Local bid protests have recently spread beyond Alberta’s borders. In a recent decision, an arbiter found that the Saskatchewan government used CFTA-violating local labour requirements under a “community benefits” scheme to award highway maintenance work to a Saskatchewan company. Rather than accepting that decision, Saskatchewan went to court in an unsuccessful attempt to overturn the ruling. In its February 2022 decision in The Ministry of Highways for the Province of Saskatchewan v. West-Can Seal Coating Inc., the Queen’s Bench for Saskatchewan dismissed the government’s application after finding no grounds to overturn the arbiter’s decision.

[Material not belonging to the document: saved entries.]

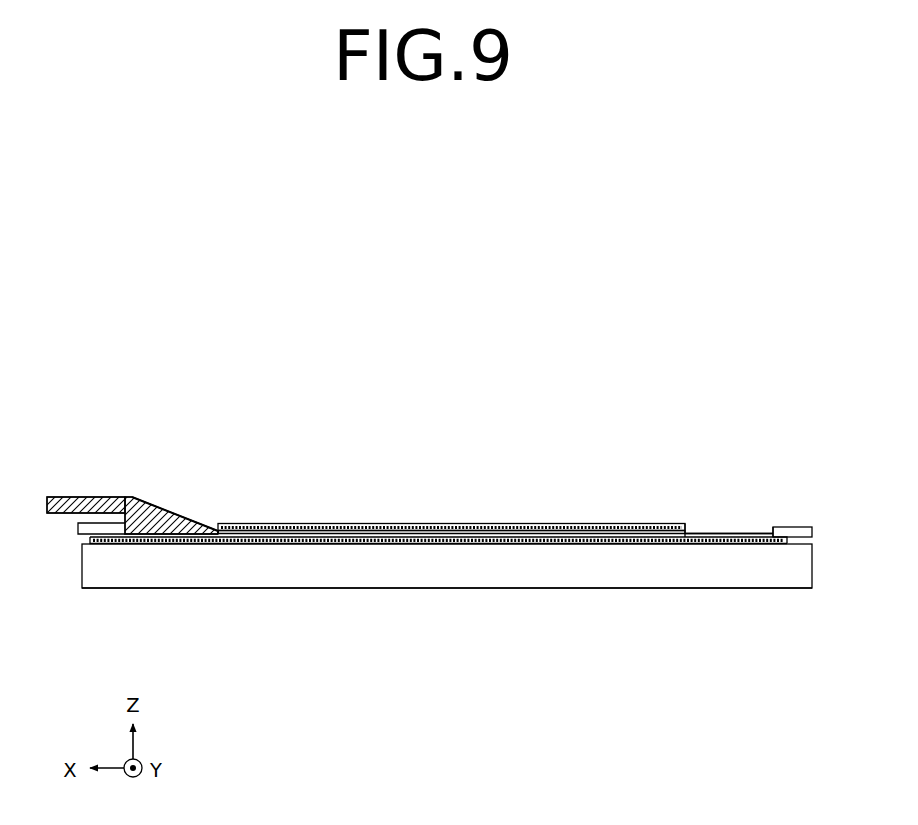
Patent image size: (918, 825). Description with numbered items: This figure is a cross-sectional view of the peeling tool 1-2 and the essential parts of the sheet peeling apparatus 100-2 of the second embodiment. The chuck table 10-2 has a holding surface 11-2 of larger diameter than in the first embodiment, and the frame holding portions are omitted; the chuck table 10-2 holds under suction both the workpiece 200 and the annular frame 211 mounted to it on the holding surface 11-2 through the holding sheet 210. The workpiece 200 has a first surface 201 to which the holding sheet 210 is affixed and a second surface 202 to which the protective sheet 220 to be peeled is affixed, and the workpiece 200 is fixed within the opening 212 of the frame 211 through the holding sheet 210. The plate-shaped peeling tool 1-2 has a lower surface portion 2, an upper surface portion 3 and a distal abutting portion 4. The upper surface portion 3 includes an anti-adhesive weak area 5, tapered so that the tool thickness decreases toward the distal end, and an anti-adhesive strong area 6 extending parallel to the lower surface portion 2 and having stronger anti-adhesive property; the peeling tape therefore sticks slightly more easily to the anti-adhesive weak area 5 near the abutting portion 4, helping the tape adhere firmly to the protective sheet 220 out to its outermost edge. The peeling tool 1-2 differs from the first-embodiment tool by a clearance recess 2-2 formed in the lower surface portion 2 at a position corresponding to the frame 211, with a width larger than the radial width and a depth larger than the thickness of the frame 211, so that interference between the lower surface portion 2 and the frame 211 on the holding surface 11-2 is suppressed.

The sheet peeling apparatus 100-2 is at (332, 615).
The chuck table 10-2 is at (495, 568).
The holding surface 11-2 is at (445, 537).
The peeling tool 1-2 is at (63, 497).
The clearance recess 2-2 is at (53, 514).
The lower surface portion 2 is at (143, 538).
The upper surface portion 3 is at (188, 455).
The anti-adhesive weak area 5 is at (163, 504).
The anti-adhesive strong area 6 is at (113, 497).
The abutting portion 4 is at (230, 523).
The workpiece 200 is at (691, 530).
The first surface 201 is at (648, 544).
The second surface 202 is at (652, 533).
The holding sheet 210 is at (590, 545).
The protective sheet 220 is at (590, 529).
The annular frame 211 is at (800, 527).
The opening 212 is at (772, 530).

Alberta also faces treaty compliance issues at the provincial level. In its June 2022 report entitled Alberta Infrastructure – Procurement Practices, Alberta’s Auditor General found multiple treaty infractions at the provincial infrastructure agency. The audit, which included a four-year sampling from $4.5 billion in construction projects for schools, hospitals, and other government facilities, found rushed bidding deadlines that breached treaty standards, as well as the failure to properly screen for conflicts of interest or secure confidential bidder information. The audit also found inconsistent bid evaluation practices and the failure to maintain proper evaluation records, both of which could undermine the defensibility of any resulting contract awards if losing bidders chose to challenge those results.
As these recent examples show, treaty compliance continues to be a widespread problem across the Canadian public sector. Public institutions need to work towards updating their procurement practices or risk becoming the next non-compliance case study.